Większość debiutów z NC nie dała zarobić

Wzięliśmy pod lupę spółki, które w tym roku weszły na małą giełdę. Wnioski nie napawają optymizmem, ale są i wyjątki.

Publikacja: 11.08.2021 05:30

Większość debiutów z NC nie dała zarobić

Foto: materiały prasowe

We wtorek na NewConnect pojawiło się studio Punch Punk. Jest 368. spółką notowaną na NewConnect oraz 17. debiutantem w 2021 r. Debiut wypadł bardzo słabo. Na otwarciu notowań kurs akcji studia spadł aż o 38 proc. Po południu wynosił 1,82 zł (-41 proc.). Był to największy spadek podczas wtorkowej sesji na warszawskiej giełdzie.

Punch Punk tworzy własne gry, zajmuje się też produkcjami na zlecenie. Wytwarza tytuły na różne platformy, m.in. na urządzenia PC, PS4, Xbox, Nintendo Switch oraz PS VR. W ciągu ostatnich lat studio pozyskało finansowanie w ramach programów Kreatywna Europa i GameINN.

Liderzy i maruderzy

Sprawdziliśmy, jak radzą sobie wszyscy tegoroczni debiutanci z NewConnect. Wnioski nie są jednoznaczne. Aktualne ceny akcji analizowanych 17 spółek są średnio o 11 proc. wyższe niż ich kursy odniesienia na pierwszą sesję, ale mediana jest już ujemna, rzędu kilku procent. Niżej od kursów odniesienia są obecnie wyceniane akcje 53 proc. tegorocznych debiutantów.

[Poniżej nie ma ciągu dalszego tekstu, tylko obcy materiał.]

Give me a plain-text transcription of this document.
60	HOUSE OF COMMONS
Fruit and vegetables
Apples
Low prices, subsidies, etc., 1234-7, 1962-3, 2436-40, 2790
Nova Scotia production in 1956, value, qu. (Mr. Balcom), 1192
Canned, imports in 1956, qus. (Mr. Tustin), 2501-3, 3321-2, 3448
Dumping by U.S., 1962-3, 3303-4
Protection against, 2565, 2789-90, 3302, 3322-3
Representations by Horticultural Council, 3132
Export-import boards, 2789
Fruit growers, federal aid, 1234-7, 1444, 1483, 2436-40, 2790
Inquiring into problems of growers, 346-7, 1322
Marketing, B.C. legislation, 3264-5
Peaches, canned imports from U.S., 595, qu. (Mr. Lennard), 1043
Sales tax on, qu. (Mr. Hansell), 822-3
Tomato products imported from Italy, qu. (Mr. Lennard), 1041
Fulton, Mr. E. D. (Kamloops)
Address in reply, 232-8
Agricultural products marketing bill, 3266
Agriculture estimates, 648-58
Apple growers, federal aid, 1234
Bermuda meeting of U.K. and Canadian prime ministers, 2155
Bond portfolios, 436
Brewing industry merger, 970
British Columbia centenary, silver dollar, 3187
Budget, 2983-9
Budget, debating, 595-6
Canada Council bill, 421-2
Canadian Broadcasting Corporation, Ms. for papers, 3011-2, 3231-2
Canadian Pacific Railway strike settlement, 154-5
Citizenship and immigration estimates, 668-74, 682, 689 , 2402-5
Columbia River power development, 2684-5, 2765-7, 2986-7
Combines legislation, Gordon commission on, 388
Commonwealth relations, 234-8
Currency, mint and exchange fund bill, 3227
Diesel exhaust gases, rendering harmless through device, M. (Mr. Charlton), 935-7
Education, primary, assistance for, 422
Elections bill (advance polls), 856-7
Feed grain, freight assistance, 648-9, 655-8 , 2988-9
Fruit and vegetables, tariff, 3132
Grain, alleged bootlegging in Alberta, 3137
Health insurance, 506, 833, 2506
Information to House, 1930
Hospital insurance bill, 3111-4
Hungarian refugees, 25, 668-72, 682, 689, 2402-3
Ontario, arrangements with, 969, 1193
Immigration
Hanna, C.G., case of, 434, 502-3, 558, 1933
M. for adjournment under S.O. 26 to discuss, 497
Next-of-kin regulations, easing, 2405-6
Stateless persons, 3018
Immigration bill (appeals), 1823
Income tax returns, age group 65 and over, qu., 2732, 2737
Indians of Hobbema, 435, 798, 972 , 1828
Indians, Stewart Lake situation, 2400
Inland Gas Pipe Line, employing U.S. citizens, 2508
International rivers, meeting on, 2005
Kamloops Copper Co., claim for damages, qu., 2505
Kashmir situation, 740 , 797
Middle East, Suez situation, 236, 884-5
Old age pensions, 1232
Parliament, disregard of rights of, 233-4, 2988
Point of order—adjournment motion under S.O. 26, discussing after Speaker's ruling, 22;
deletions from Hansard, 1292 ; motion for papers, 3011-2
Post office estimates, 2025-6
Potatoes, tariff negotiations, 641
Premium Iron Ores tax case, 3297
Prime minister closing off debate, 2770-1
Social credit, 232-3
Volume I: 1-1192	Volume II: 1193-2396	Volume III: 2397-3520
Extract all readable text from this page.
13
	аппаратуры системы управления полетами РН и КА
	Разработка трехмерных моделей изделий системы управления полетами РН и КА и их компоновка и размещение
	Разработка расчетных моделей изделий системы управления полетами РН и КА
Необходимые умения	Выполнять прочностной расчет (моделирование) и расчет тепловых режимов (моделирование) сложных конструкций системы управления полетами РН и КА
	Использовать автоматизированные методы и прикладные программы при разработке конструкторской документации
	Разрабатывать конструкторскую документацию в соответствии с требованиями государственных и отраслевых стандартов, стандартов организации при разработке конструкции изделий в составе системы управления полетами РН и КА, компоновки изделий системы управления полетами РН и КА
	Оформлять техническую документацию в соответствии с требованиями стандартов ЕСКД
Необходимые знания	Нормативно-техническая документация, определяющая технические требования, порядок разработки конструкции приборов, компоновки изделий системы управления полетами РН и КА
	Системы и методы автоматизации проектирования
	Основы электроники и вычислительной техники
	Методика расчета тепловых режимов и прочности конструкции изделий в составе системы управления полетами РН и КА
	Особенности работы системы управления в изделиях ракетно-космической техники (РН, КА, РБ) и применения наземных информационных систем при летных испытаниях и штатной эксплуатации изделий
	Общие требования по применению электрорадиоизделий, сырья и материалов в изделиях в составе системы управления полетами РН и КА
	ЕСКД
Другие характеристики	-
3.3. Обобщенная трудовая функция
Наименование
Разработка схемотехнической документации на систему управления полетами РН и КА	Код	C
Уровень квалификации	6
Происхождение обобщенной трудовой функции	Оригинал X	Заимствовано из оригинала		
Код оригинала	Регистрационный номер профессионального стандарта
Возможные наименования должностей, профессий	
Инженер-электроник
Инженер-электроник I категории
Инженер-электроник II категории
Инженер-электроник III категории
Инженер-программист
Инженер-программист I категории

Jeszcze gorzej prezentują się statystyki, w których jako punkt odniesienia przyjmiemy nie kurs odniesienia na pierwszą sesję, ale kurs zamknięcia. W takim ujęciu akcje tegorocznych debiutantów potaniały średnio o prawie 8 proc. Z kolei mediana wynosi minus 16,3 proc.

Które spółki dały inwestorom zarobić? Bardzo dobrze wypada m.in. Invuco, którego akcje są teraz wyceniane o 128,6 proc. wyżej od kursu odniesienia, ale wobec ceny akcji z zamknięcia pierwszej sesji wzrost wynosi już zdecydowanie mniej, tylko 6 proc. Problem związany z windowaniem wyceny w dniu debiutu widać jeszcze lepiej w przypadku Kool2Play. Obecna cena akcji tego studia jest wprawdzie o 71,4 proc. wyższa od kursu odniesienia, ale jeśli ktoś kupił walory po cenie z zamknięcia pierwszej sesji, to teraz jest aż 20 proc. pod kreską. Z inną sytuacją mamy do czynienia w przypadku studia United Label – ono jest wyceniane zdecydowanie wyżej zarówno w stosunku do kursu odniesienia, jak i kursu zamknięcia. Stopa zwrotu wynosi odpowiednio 53,1 proc. oraz 38 proc. Wysokie dwucyfrowe zyski mogą też liczyć inwestorzy, który kupili akcje (zarówno w ofercie poprzedzającej debiut po cenie będącej potem kursem odniesienia na pierwszą sesję, jak i na zamknięciu pierwszej sesji) takich firm jak Legimi, Drago enetertainment czy TenderHut.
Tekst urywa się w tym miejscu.